# I'm new to comics - please check mine out



## FloppyPony (Jul 17, 2020)

Name: Pippi the happy pupper

Style: Single comics with wholesome themes and cute characters

Theme: designed to make you smile or laugh or teach you something about being nice

www.furaffinity.net: Pippi the Happy Pup - Ant Friend by FloppyPony

I am trying this out. I'm new to this type of comic as I usually do short comedic ones and dont draw them well. I am trying harder here. trying to go for the kinda stuff you see on r/wholesome on reddit. Let me know what you think. Any advice on how to write or layout comics like this would be awesome ^w^


----------



## KiokuChan (Oct 16, 2020)

Cute! Keep at it : )


----------



## snailienz (Nov 14, 2020)

This is very cute! I would suggest making the panels have a "gutter" (aka the white space between panels) so they dont bleed together, and keep working on anatomy. You'll get there! Very excited for you!
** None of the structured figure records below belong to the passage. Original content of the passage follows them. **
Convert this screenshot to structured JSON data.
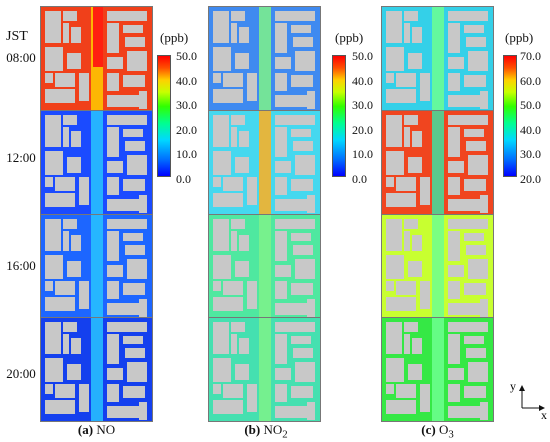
{
  "header": {
    "timezone": "JST"
  },
  "times": [
    "08:00",
    "12:00",
    "16:00",
    "20:00"
  ],
  "colorbars": [
    {
      "unit": "(ppb)",
      "ticks": [
        "50.0",
        "40.0",
        "30.0",
        "20.0",
        "10.0",
        "0.0"
      ]
    },
    {
      "unit": "(ppb)",
      "ticks": [
        "50.0",
        "40.0",
        "30.0",
        "20.0",
        "10.0",
        "0.0"
      ]
    },
    {
      "unit": "(ppb)",
      "ticks": [
        "70.0",
        "60.0",
        "50.0",
        "40.0",
        "30.0",
        "20.0"
      ]
    }
  ],
  "captions": [
    {
      "letter": "(a)",
      "label": "NO",
      "sub": ""
    },
    {
      "letter": "(b)",
      "label": "NO",
      "sub": "2"
    },
    {
      "letter": "(c)",
      "label": "O",
      "sub": "3"
    }
  ],
  "axes": {
    "x": "x",
    "y": "y"
  },
  "colors": {
    "building": "#c8c8c8",
    "no": [
      "#f0401a",
      "#1b4bff",
      "#1d66ff",
      "#1440ee"
    ],
    "no2": [
      "#3f8af0",
      "#45d8ef",
      "#4fe8a0",
      "#45e0b0"
    ],
    "o3": [
      "#34d0e8",
      "#f0451f",
      "#c8ff30",
      "#35e845"
    ]
  }
}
If you want a reference specifically for making comics, here's a book I suggest!:





						Amazon.com: Making Comics: Storytelling Secrets of Comics, Manga and Graphic Novels: 8580001066806: McCloud, Scott: Books
					

Amazon.com: Making Comics: Storytelling Secrets of Comics, Manga and Graphic Novels: 8580001066806: McCloud, Scott: Books



					www.amazon.com
				




He tells you a lot about the theory behind storytelling and art techniques specific to comics!


----------